O livro de Daniel (Dn 7) apresentou numa visão uma sequência com quatro bestas-feras, cada uma simbolizando um reino pagão e hostil. Mas o “Altíssimo” (Deus) fará um tribunal, e depois de destruir o rei da última besta (Antíoco Epífanes, o rei perseguidor na época de Dn, 167-164 a.C.), entregará o poder universal e reino perpétuo a um “Filho do Homem” (ser humano, figura humana) “vindo nas nuvens” (Dn 7,13s). O próprio texto de Dn 7,18-27 identifica depois esta figura humana com “o povo dos santos do Altíssimo” (7,18-27), ou seja, a comunidade judaica fiel. O livro apócrifo Apocalipse de Henoc já vê nele o representante deste povo fiel, o messias a quem será entregue também o juízo final. O NT e a tradição cristã o identificam com o messias (Cristo) Jesus.

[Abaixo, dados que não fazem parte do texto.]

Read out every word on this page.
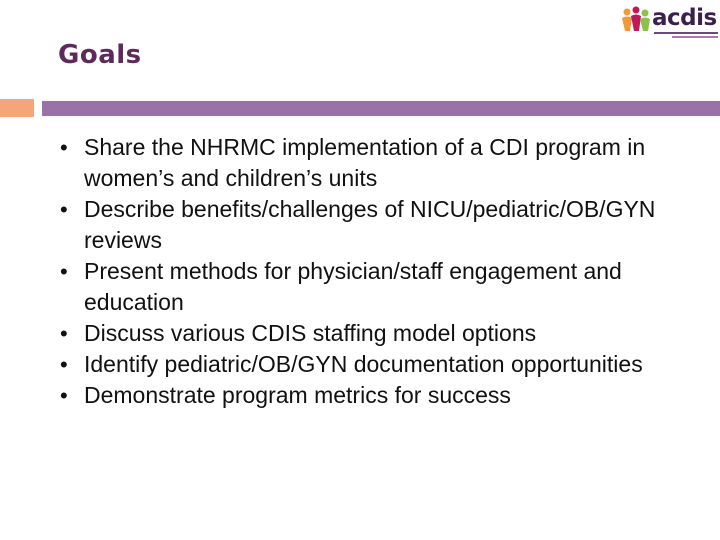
acdis
Goals
• Share the NHRMC implementation of a CDI program in women’s and children’s units
• Describe benefits/challenges of NICU/pediatric/OB/GYN reviews
• Present methods for physician/staff engagement and education
• Discuss various CDIS staffing model options
• Identify pediatric/OB/GYN documentation opportunities
• Demonstrate program metrics for success
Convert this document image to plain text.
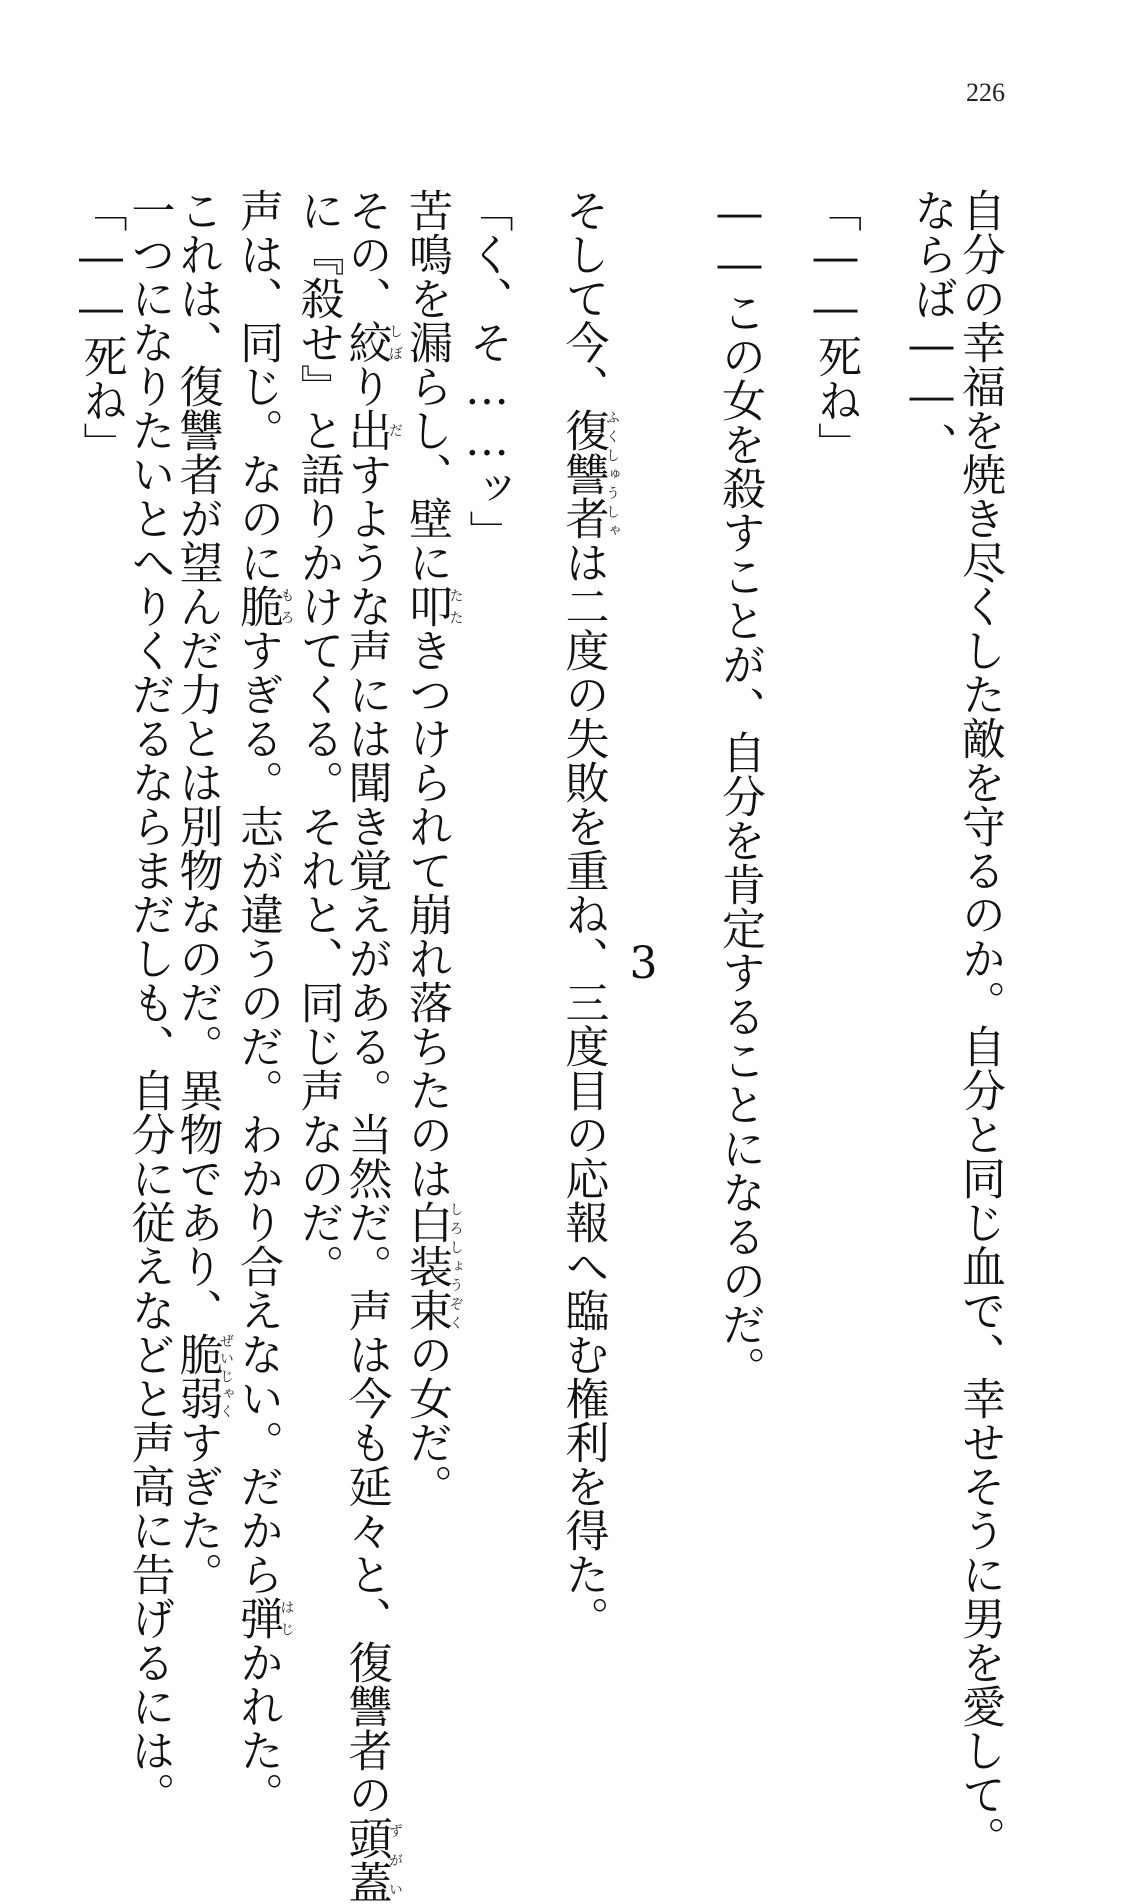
226
自分の幸福を焼き尽くした敵を守るのか。自分と同じ血で、幸せそうに男を愛して。
ならば――、

「――死ね」

――この女を殺すことが、自分を肯定することになるのだ。

3
そして今、復讐者ふくしゅうしゃは二度の失敗を重ね、三度目の応報へ臨む権利を得た。

「く、そ……ッ」
苦鳴を漏らし、壁に叩たたきつけられて崩れ落ちたのは白装束しろしょうぞくの女だ。
その、絞しぼり出だすような声には聞き覚えがある。当然だ。声は今も延々と、復讐者の頭蓋ずがい
に『殺せ』と語りかけてくる。それと、同じ声なのだ。
声は、同じ。なのに脆もろすぎる。志が違うのだ。わかり合えない。だから弾はじかれた。
これは、復讐者が望んだ力とは別物なのだ。異物であり、脆弱ぜいじゃくすぎた。
一つになりたいとへりくだるならまだしも、自分に従えなどと声高に告げるには。
「――死ね」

O termo grego “parusia” significava o retorno glorioso de um rei ou general após uma guerra ou vinda/visita do imperador a uma cidade. Aqui, a parusia se propõe como fato cósmico (“estrelas…”), histórico (“naqueles dias”), transcendente (“nas nuvens com grande poder e glória”) e universal (“quatro cantos da terra”). A tradição cristã é unânime em esperar a “vinda” de Jesus Cristo e afirma que será “gloriosa”. Os sofrimentos que marcarão o tempo final não são a conclusão de tudo, “depois daquela tribulação” haverá grande mudança, determinada pelo retorno do Filho do homem (cf. Mc 14,62 diante do sinédrio).

M.L. Corrêa Lima (Vida Pastoral, 2015) comenta: O tempo da consumação já não será marcado pelo levantar-se de Miguel, mas pelo retorno do próprio Jesus. Sua vinda será não mais na fraqueza de sua humanidade terrestre, mas na glória de sua ressurreição e no seu poder para julgar o mundo e a história (cf. Mt 25,31). Ele vem para todos. Não se diz para que ele vem; apenas se acena à reunião de todos os justos de todas as partes…

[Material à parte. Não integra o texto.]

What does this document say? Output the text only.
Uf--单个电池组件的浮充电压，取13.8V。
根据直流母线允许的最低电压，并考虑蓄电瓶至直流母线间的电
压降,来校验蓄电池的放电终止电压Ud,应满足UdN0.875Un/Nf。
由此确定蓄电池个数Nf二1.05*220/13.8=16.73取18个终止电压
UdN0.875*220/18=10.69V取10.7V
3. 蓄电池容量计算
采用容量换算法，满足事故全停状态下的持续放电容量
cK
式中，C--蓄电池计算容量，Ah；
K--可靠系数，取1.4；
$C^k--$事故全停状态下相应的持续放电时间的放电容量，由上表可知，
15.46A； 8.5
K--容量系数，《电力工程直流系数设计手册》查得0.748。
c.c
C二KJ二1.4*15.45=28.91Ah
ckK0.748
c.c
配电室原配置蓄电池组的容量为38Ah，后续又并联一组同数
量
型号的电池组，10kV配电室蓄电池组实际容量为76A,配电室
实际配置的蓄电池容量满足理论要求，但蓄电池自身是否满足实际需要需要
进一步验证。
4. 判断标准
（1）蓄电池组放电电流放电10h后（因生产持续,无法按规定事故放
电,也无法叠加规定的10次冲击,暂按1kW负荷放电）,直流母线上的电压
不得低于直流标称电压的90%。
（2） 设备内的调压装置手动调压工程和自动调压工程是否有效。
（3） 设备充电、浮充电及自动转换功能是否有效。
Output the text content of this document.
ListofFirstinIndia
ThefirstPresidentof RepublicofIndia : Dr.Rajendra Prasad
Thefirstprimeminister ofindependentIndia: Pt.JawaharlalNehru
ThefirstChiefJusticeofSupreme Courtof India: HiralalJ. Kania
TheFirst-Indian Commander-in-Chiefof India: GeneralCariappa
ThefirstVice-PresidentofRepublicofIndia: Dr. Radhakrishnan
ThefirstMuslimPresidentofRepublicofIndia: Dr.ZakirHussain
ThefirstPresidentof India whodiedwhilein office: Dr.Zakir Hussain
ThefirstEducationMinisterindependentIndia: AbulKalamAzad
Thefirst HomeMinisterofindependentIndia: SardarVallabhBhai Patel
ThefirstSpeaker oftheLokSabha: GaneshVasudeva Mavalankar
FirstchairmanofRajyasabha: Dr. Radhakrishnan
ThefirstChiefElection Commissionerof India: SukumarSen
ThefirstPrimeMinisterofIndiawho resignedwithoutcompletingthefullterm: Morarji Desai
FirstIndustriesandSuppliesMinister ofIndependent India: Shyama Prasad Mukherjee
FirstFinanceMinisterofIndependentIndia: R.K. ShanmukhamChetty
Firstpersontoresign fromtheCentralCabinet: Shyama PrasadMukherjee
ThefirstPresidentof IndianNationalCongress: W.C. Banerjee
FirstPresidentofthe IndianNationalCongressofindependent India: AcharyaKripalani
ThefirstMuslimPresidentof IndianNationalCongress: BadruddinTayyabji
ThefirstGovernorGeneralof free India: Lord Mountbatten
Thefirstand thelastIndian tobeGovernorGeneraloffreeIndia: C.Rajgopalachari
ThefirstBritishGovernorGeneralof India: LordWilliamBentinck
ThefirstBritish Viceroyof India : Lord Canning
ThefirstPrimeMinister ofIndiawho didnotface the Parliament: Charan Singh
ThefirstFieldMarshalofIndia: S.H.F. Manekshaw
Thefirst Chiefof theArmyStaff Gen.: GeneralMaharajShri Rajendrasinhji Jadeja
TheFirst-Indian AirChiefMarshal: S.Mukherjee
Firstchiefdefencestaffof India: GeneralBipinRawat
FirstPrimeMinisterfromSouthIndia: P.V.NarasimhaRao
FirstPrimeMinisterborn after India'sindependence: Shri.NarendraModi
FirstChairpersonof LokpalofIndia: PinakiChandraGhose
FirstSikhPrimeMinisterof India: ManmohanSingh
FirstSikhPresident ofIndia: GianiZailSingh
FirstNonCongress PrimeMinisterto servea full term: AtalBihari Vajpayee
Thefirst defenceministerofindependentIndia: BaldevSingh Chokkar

Com efeito, em Marcos, a primeira ação de Jesus é chamar e reunir a si os discípulos; eles estarão com ele todo o tempo de sua vida pública (cf. Mc 1,16-20). Na parusia, a Igreja será levada à sua plenitude, quando os justos (cf. Dn 12,2) estarão definitivamente com o Senhor (cf. 1Ts 4,17).

Aprendei, pois, da figueira esta parábola: quando seus ramos ficam verdes e as folhas começam a brotar, sabeis que o verão está perto. Assim também, quando virdes acontecer essas coisas, ficai sabendo que o Filho do Homem está próximo, às portas (vv. 28-29).

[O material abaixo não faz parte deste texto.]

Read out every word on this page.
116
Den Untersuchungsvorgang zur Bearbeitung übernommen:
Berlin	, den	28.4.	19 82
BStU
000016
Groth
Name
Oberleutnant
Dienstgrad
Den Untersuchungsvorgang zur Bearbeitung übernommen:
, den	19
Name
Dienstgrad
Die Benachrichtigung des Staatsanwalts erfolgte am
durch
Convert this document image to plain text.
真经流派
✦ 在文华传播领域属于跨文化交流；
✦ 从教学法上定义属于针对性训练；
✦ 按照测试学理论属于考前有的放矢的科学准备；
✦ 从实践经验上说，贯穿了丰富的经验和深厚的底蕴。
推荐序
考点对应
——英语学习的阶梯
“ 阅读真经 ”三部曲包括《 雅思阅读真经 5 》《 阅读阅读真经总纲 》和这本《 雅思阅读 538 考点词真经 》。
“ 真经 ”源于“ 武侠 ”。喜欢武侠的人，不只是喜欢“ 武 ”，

M.L. Corrêa Lima (Vida Pastoral, 2015) comenta: A parábola que segue (v. 28-29) mostra a necessidade de saber discernir os sinais precursores do fim (v. 5-23). O discípulo deve ser sábio: deve ser capaz de observar e interpretar. Como os sinais estão presentes em vários momentos da história, o cristão é chamado, a cada instante, à consciência de que “está próximo, às portas” (cf. 1Ts 5,1-3). A parusia do Senhor é um acontecimento futuro que lança luz ao presente de cada cristão, à medida que influencia seu pensar, seu julgar, seu agir.

No contexto da purificação do templo, a “figueira” já havia sido apresentada como exemplo de que o sistema político-religioso estabelecido no templo de Jerusalém estava com os dias contados, por conta da injustiça em que se baseava (11,12-21). Aqui se repete numa “parábola” para reforçar a convicção de que as palavras de Jesus guiarão a comunidade diante das tribulações e ameaças.

Em verdade vos digo, esta geração não passará até que tudo isto aconteça. O céu e a terra passarão, mas as minhas palavras não passarão (vv. 30-31).

“Esta geração não passará”, aqui se reflete a atitude da comunidade que espera uma parusia próxima (cf. 9,1); atitude própria da primeira geração cristã (cf. Paulo em 1Ts 4,16s; 1Cor 15,51s; reinterpretada depois em 2 Pd 3). Podemos entender que “esta geração” do evangelista vivencia a destruição do templo (70 d.C.), mas antes de acontecer o fim do mundo, “é necessário que o evangelho será proclamado a todas as nações” (v. 10).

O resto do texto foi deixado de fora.